Solve for $u^{\ast}(p)$ s.t. $f(u^{\ast}(p),p)=0$. So by definition:

\begin{align*}
f(u^{\ast}(p),p) & =0\\
\frac{d}{dp} & f(u^{\ast}(p),p)=0\\
\frac{\partial f}{\partial u} & \frac{du^{\ast}}{dp}+\frac{\partial f}{\partial p}=0\\
Ax & =b
\end{align*}
 where $b=-\frac{\partial f}{\partial p}$, $A=\frac{\partial f}{\partial u}$

so then $\frac{du^{\ast}}{dp}=-\frac{\partial f}{\partial u}^{-1}\vert_{u^{\ast}}\frac{\partial f}{\partial p}$

$A(p)x=b$

$\frac{dx}{dp}$

Let $S(p)$ be the solution to solving an optimization problem with
parameters $p$. What is $\frac{dS}{dp}$? 

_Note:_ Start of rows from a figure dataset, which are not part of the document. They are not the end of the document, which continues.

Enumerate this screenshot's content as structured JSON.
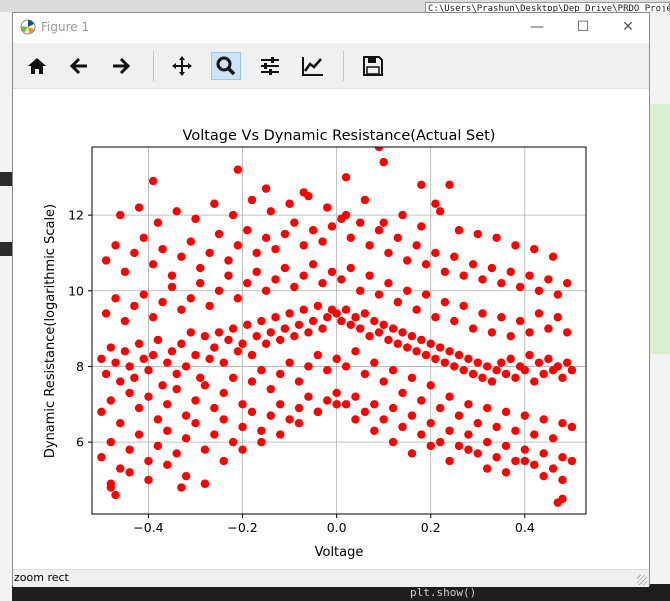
{
  "background": {
    "path_text": "C:\\Users\\Prashun\\Desktop\\Dep Drive\\PRDO Project",
    "bottom_code": "plt.show()"
  },
  "window": {
    "title": "Figure 1",
    "controls": {
      "minimize": "—",
      "maximize": "☐",
      "close": "✕"
    }
  },
  "toolbar": {
    "buttons": [
      {
        "name": "home",
        "icon": "home-icon",
        "active": false
      },
      {
        "name": "back",
        "icon": "arrow-left-icon",
        "active": false
      },
      {
        "name": "forward",
        "icon": "arrow-right-icon",
        "active": false
      },
      {
        "name": "pan",
        "icon": "move-icon",
        "active": false
      },
      {
        "name": "zoom",
        "icon": "magnifier-icon",
        "active": true
      },
      {
        "name": "configure-subplots",
        "icon": "sliders-icon",
        "active": false
      },
      {
        "name": "edit-axis",
        "icon": "line-chart-icon",
        "active": false
      },
      {
        "name": "save",
        "icon": "floppy-disk-icon",
        "active": false
      }
    ]
  },
  "status": {
    "message": "zoom rect"
  },
  "chart_data": {
    "type": "scatter",
    "title": "Voltage Vs Dynamic Resistance(Actual Set)",
    "xlabel": "Voltage",
    "ylabel": "Dynamic Resistance(logarithmic Scale)",
    "xlim": [
      -0.52,
      0.53
    ],
    "ylim": [
      4.1,
      13.8
    ],
    "xticks": [
      -0.4,
      -0.2,
      0.0,
      0.2,
      0.4
    ],
    "xtick_labels": [
      "−0.4",
      "−0.2",
      "0.0",
      "0.2",
      "0.4"
    ],
    "yticks": [
      6,
      8,
      10,
      12
    ],
    "ytick_labels": [
      "6",
      "8",
      "10",
      "12"
    ],
    "grid": true,
    "marker_color": "#ff0000",
    "series": [
      {
        "x": [
          -0.5,
          -0.49,
          -0.48,
          -0.47,
          -0.46,
          -0.45,
          -0.44,
          -0.43,
          -0.42,
          -0.41,
          -0.4,
          -0.39,
          -0.38,
          -0.37,
          -0.36,
          -0.35,
          -0.34,
          -0.33,
          -0.32,
          -0.31,
          -0.3,
          -0.29,
          -0.28,
          -0.27,
          -0.26,
          -0.25,
          -0.24,
          -0.23,
          -0.22,
          -0.21,
          -0.2,
          -0.19,
          -0.18,
          -0.17,
          -0.16,
          -0.15,
          -0.14,
          -0.13,
          -0.12,
          -0.11,
          -0.1,
          -0.09,
          -0.08,
          -0.07,
          -0.06,
          -0.05,
          -0.04,
          -0.03,
          -0.02,
          -0.01,
          0.0,
          0.01,
          0.02,
          0.03,
          0.04,
          0.05,
          0.06,
          0.07,
          0.08,
          0.09,
          0.1,
          0.11,
          0.12,
          0.13,
          0.14,
          0.15,
          0.16,
          0.17,
          0.18,
          0.19,
          0.2,
          0.21,
          0.22,
          0.23,
          0.24,
          0.25,
          0.26,
          0.27,
          0.28,
          0.29,
          0.3,
          0.31,
          0.32,
          0.33,
          0.34,
          0.35,
          0.36,
          0.37,
          0.38,
          0.39,
          0.4,
          0.41,
          0.42,
          0.43,
          0.44,
          0.45,
          0.46,
          0.47,
          0.48,
          0.49,
          0.5,
          -0.5,
          -0.48,
          -0.46,
          -0.44,
          -0.42,
          -0.4,
          -0.38,
          -0.36,
          -0.34,
          -0.32,
          -0.3,
          -0.28,
          -0.26,
          -0.24,
          -0.22,
          -0.2,
          -0.18,
          -0.16,
          -0.14,
          -0.12,
          -0.1,
          -0.08,
          -0.06,
          -0.04,
          -0.02,
          0.0,
          0.02,
          0.04,
          0.06,
          0.08,
          0.1,
          0.12,
          0.14,
          0.16,
          0.18,
          0.2,
          0.22,
          0.24,
          0.26,
          0.28,
          0.3,
          0.32,
          0.34,
          0.36,
          0.38,
          0.4,
          0.42,
          0.44,
          0.46,
          0.48,
          0.5,
          -0.49,
          -0.47,
          -0.45,
          -0.43,
          -0.41,
          -0.39,
          -0.37,
          -0.35,
          -0.33,
          -0.31,
          -0.29,
          -0.27,
          -0.25,
          -0.23,
          -0.21,
          -0.19,
          -0.17,
          -0.15,
          -0.13,
          -0.11,
          -0.09,
          -0.07,
          -0.05,
          -0.03,
          -0.01,
          0.01,
          0.03,
          0.05,
          0.07,
          0.09,
          0.11,
          0.13,
          0.15,
          0.17,
          0.19,
          0.21,
          0.23,
          0.25,
          0.27,
          0.29,
          0.31,
          0.33,
          0.35,
          0.37,
          0.39,
          0.41,
          0.43,
          0.45,
          0.47,
          0.49,
          -0.5,
          -0.48,
          -0.46,
          -0.44,
          -0.42,
          -0.4,
          -0.38,
          -0.36,
          -0.34,
          -0.32,
          -0.3,
          -0.28,
          -0.26,
          -0.24,
          -0.22,
          -0.2,
          -0.18,
          -0.16,
          -0.14,
          -0.12,
          -0.1,
          -0.08,
          -0.06,
          -0.04,
          -0.02,
          0.0,
          0.02,
          0.04,
          0.06,
          0.08,
          0.1,
          0.12,
          0.14,
          0.16,
          0.18,
          0.2,
          0.22,
          0.24,
          0.26,
          0.28,
          0.3,
          0.32,
          0.34,
          0.36,
          0.38,
          0.4,
          0.42,
          0.44,
          0.46,
          0.48,
          0.5,
          -0.49,
          -0.47,
          -0.45,
          -0.43,
          -0.41,
          -0.39,
          -0.37,
          -0.35,
          -0.33,
          -0.31,
          -0.29,
          -0.27,
          -0.25,
          -0.23,
          -0.21,
          -0.19,
          -0.17,
          -0.15,
          -0.13,
          -0.11,
          -0.09,
          -0.07,
          -0.05,
          -0.03,
          -0.01,
          0.01,
          0.03,
          0.05,
          0.07,
          0.09,
          0.11,
          0.13,
          0.15,
          0.17,
          0.19,
          0.21,
          0.23,
          0.25,
          0.27,
          0.29,
          0.31,
          0.33,
          0.35,
          0.37,
          0.39,
          0.41,
          0.43,
          0.45,
          0.47,
          0.49,
          -0.48,
          -0.44,
          -0.4,
          -0.36,
          -0.32,
          -0.28,
          -0.24,
          -0.2,
          -0.16,
          -0.12,
          -0.08,
          -0.04,
          0.0,
          0.04,
          0.08,
          0.12,
          0.16,
          0.2,
          0.24,
          0.28,
          0.32,
          0.36,
          0.4,
          0.44,
          0.48,
          -0.46,
          -0.42,
          -0.38,
          -0.34,
          -0.3,
          -0.26,
          -0.22,
          -0.18,
          -0.14,
          -0.1,
          -0.06,
          -0.02,
          0.02,
          0.06,
          0.1,
          0.14,
          0.18,
          0.22,
          0.26,
          0.3,
          0.34,
          0.38,
          0.42,
          0.46,
          -0.39,
          -0.21,
          -0.15,
          -0.07,
          0.02,
          0.09,
          0.1,
          0.18,
          0.21,
          0.24,
          -0.48,
          0.47,
          0.48,
          -0.47,
          -0.33,
          -0.28
        ],
        "y": [
          8.2,
          7.8,
          8.5,
          8.1,
          7.6,
          8.4,
          8.0,
          7.7,
          8.6,
          8.2,
          7.9,
          8.3,
          8.7,
          7.5,
          8.1,
          8.4,
          7.8,
          8.6,
          8.0,
          8.9,
          8.3,
          7.7,
          8.8,
          8.2,
          8.5,
          8.9,
          8.1,
          8.7,
          9.0,
          8.4,
          8.6,
          9.1,
          8.3,
          8.8,
          9.2,
          8.6,
          8.9,
          9.3,
          8.7,
          9.0,
          9.4,
          8.8,
          9.1,
          9.5,
          8.9,
          9.2,
          9.6,
          9.0,
          9.3,
          9.5,
          9.4,
          9.2,
          9.5,
          9.1,
          9.3,
          9.0,
          9.4,
          8.8,
          9.2,
          8.9,
          9.1,
          8.7,
          9.0,
          8.6,
          8.9,
          8.5,
          8.8,
          8.4,
          8.7,
          8.3,
          8.6,
          8.2,
          8.5,
          8.1,
          8.4,
          8.0,
          8.3,
          7.9,
          8.2,
          7.8,
          8.1,
          7.7,
          8.0,
          7.6,
          7.9,
          8.1,
          7.8,
          8.2,
          7.7,
          8.0,
          7.9,
          8.3,
          7.6,
          8.1,
          7.8,
          8.2,
          7.9,
          8.0,
          7.7,
          8.1,
          7.9,
          6.8,
          7.1,
          6.5,
          7.3,
          6.9,
          7.2,
          6.6,
          7.0,
          7.4,
          6.7,
          7.1,
          7.5,
          6.9,
          7.3,
          7.7,
          7.0,
          7.6,
          7.9,
          7.4,
          7.8,
          8.1,
          7.6,
          8.0,
          8.3,
          7.9,
          8.2,
          8.0,
          8.4,
          7.8,
          8.1,
          7.6,
          7.9,
          7.3,
          7.7,
          7.1,
          7.5,
          6.9,
          7.2,
          6.7,
          7.0,
          6.5,
          6.9,
          6.4,
          6.8,
          6.3,
          6.7,
          6.2,
          6.6,
          6.1,
          6.5,
          6.4,
          9.4,
          9.8,
          9.2,
          9.6,
          9.9,
          9.3,
          9.7,
          10.1,
          9.5,
          9.8,
          10.2,
          9.6,
          10.0,
          10.4,
          9.8,
          10.2,
          10.5,
          10.0,
          10.3,
          10.6,
          10.1,
          10.4,
          10.7,
          10.2,
          10.5,
          10.3,
          10.6,
          10.0,
          10.4,
          9.9,
          10.2,
          9.7,
          10.0,
          9.5,
          9.9,
          9.3,
          9.7,
          9.2,
          9.6,
          9.0,
          9.4,
          8.9,
          9.3,
          8.8,
          9.2,
          8.9,
          9.4,
          9.0,
          9.3,
          8.9,
          5.6,
          6.0,
          5.3,
          5.8,
          6.2,
          5.5,
          5.9,
          6.3,
          5.7,
          6.1,
          6.5,
          5.8,
          6.2,
          6.6,
          6.0,
          6.4,
          6.8,
          6.3,
          6.7,
          7.0,
          6.6,
          6.9,
          7.2,
          6.8,
          7.1,
          7.3,
          7.0,
          7.2,
          6.8,
          7.0,
          6.6,
          6.9,
          6.4,
          6.7,
          6.2,
          6.5,
          6.0,
          6.3,
          5.9,
          6.2,
          5.7,
          6.0,
          5.6,
          5.9,
          5.5,
          5.8,
          5.4,
          5.7,
          5.3,
          5.6,
          5.5,
          10.8,
          11.2,
          10.5,
          11.0,
          11.4,
          10.7,
          11.1,
          10.4,
          10.9,
          11.3,
          10.6,
          11.0,
          11.5,
          10.8,
          11.2,
          11.6,
          11.0,
          11.4,
          11.1,
          11.5,
          11.8,
          11.2,
          11.6,
          11.3,
          11.7,
          11.9,
          11.4,
          11.8,
          11.2,
          11.6,
          11.0,
          11.4,
          10.8,
          11.2,
          10.7,
          11.0,
          10.5,
          10.9,
          10.4,
          10.7,
          10.3,
          10.6,
          10.2,
          10.5,
          10.1,
          10.4,
          10.0,
          10.3,
          9.9,
          10.2,
          4.9,
          5.2,
          5.0,
          5.4,
          5.1,
          4.9,
          5.5,
          5.8,
          6.0,
          6.2,
          6.5,
          6.8,
          7.0,
          6.6,
          6.3,
          6.0,
          5.7,
          5.9,
          5.5,
          5.8,
          5.3,
          5.2,
          5.5,
          5.1,
          5.0,
          12.0,
          12.2,
          11.8,
          12.1,
          11.9,
          12.3,
          12.0,
          12.4,
          12.1,
          12.3,
          12.5,
          12.2,
          12.0,
          12.4,
          11.8,
          12.0,
          11.7,
          12.1,
          11.6,
          11.5,
          11.4,
          11.2,
          11.1,
          10.9,
          12.9,
          13.2,
          12.7,
          12.6,
          13.0,
          13.8,
          13.4,
          12.8,
          12.3,
          12.8,
          4.8,
          4.4,
          4.5,
          4.6,
          4.8,
          4.9
        ]
      }
    ]
  }
}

\section{What is Forward-Mode Automatic Differentiation?}

So forward mode automatic differentiation is a scheme for computing
derivatives via dual number arithmatic. (Some formulations of forward
mode AD do not use dual numbers, though this is equivalent to forms
via computational graphs).

Definition: a dual number is a number $d=x+y\epsilon$ (where $\epsilon$
is a dimensional signifier, $(x,y)$, $x$ is known as the primal
and $y$ is the partial) which satisfies the algebra defined by:

\begin{align*}
f(d) & =f(x)+yf'(x)\epsilon\\
\epsilon^{2} & =0
\end{align*}

Think of $x$ as ``carrying forward the original value'', and $y$
as ``the derivative of the program w.r.t. $x$''. 

Let's check:

$f(x+1\epsilon)=f(x)+f'(x)\epsilon$

\begin{align*}
(x+y\epsilon)+(v+w\epsilon) & =(x+v)+(y+w)\epsilon\\
(x+y\epsilon)(v+w\epsilon) & =xv+(yv+wx)\epsilon
\end{align*}

$g(f(d))=g(f(x)+yf'(x)\epsilon)=g(f(x))+g'(f(x))f'(x)y\epsilon$

$\Vert d\Vert=\Vert x\Vert$

$\Vert d\Vert=\Vert x\Vert+\Vert y\Vert$

\subsection{What does automatic differentiation do to complex codes, like a solver
for an ordinary differential equation?}

Let's figure out why the freaky magic works by using Euler's method:

$u'=f(u)$

We solve this via the iteration:

\begin{align*}
u_{n+1} & =u_{n}+hf(u_{n})\\
\end{align*}

Now let $u_{n}=x_{n}+y_{n}\epsilon$. Plug it in:

\begin{align*}
x_{n+1}+y_{n+1}\epsilon & =x_{n}+y_{n}\epsilon+hf(x_{n}+y_{n}\epsilon,)\\
x_{n+1}+y_{n+1}\epsilon & =x_{n}+y_{n}\epsilon+h(f(x_{n})+y_{n}f'(x_{n})\epsilon)
\end{align*}
 now I split by taking the terms with and without epsilon:

\begin{align*}
x_{n+1} & =x_{n}+hf(x_{n})\\
y_{n+1} & =y_{n}+hy_{n}f'(x_{n})
\end{align*}
 now let $h\rightarrow0$, then this is Euler's method for solving
what ODE?

\begin{align*}
x' & =f(x)\\
y' & =f'(x)y
\end{align*}
 Let's change notation: $x=u$, $y=s$ then...

\begin{align*}
u' & =f(u)\\
s' & =\frac{\partial f}{\partial u}s
\end{align*}

\end{document}